Йери и ее бывший друг, снова ставший другом (надо же присвоить ему какую-нибудь кантианскую категорию), вскоре ушли, — полагаю, едва только увидели, как я улыбаюсь, словно гиена, страдающая колитом, из-за барной стойки дискотеки «Карим», украшенной восточными элементами и лазерными лучами.
Окинув взглядом толпу, находившуюся в заведении, Бласко (несмотря на то что он поэт, у него ярко выраженный прагматический склад ума) спросил нас:
— Интересно, сколько телок сегодня хочет лечь в постель с кем-нибудь из нас четверых?
Мы все вжали голову в плечи, а Хуп ответил вопросом на вопрос:
— Ни одна?
Бласко подтвердил:
— Именно это и есть точная цифра: ни одна. Так что, может быть, пойдем в «Гарден»?
Полагаю, я уже рассказывал вам о клубе «Гарден», но на всякий случай сообщу вам, как это ни прискорбно, что речь идет об уличном баре, полном шлюх со всего мира, — что-то вроде ООН в нижнем белье.

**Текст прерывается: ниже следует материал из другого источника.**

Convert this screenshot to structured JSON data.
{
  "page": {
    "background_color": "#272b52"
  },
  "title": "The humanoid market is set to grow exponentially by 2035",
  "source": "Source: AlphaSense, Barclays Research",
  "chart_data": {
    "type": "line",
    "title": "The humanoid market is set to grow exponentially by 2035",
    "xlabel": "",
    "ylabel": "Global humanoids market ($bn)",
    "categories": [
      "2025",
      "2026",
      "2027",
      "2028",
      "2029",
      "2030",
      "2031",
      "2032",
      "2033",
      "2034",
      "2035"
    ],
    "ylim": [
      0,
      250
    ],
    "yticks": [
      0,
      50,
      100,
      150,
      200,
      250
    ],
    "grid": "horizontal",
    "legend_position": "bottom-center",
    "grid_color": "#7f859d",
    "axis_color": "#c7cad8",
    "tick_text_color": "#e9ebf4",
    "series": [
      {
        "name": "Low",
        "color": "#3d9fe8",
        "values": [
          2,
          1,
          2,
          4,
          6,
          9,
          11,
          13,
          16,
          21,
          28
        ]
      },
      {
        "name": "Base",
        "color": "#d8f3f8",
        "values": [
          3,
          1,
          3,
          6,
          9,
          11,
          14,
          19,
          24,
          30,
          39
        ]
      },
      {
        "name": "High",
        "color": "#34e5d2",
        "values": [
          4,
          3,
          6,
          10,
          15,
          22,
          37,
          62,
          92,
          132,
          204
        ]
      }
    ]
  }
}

— Пошли скорее займемся делом, идем в «Гарден», — торопил нас Бласко, поэт удовольствий и луны, невольный метафорист греха и сумерек. И мы пошли в «Гарден». (Флу уже там не работала. А та, другая девушка, была колумбийкой. У нее были косые, отвислые груди. Она хотела вернуться в свою страну. В дом своих родителей. Со своей дочерью. Но она подписала рабский контракт. И я сказал ей, что, по счастливой случайности, я — полицай-гуманист и мог бы легально отправить ее туда. И она умоляла меня, чтоб я так сделал. И я пообещал ей это сделать.) (Само собой, я так этого и не сделал, в том числе потому, что мне нравится с уважением относиться к аду других людей. Если побывал в аду, ад навсегда остается в тебе, ведь речь идет о путешествии без возвращения, хотя и с билетом туда-обратно: туда в ад — и обратно в ад.)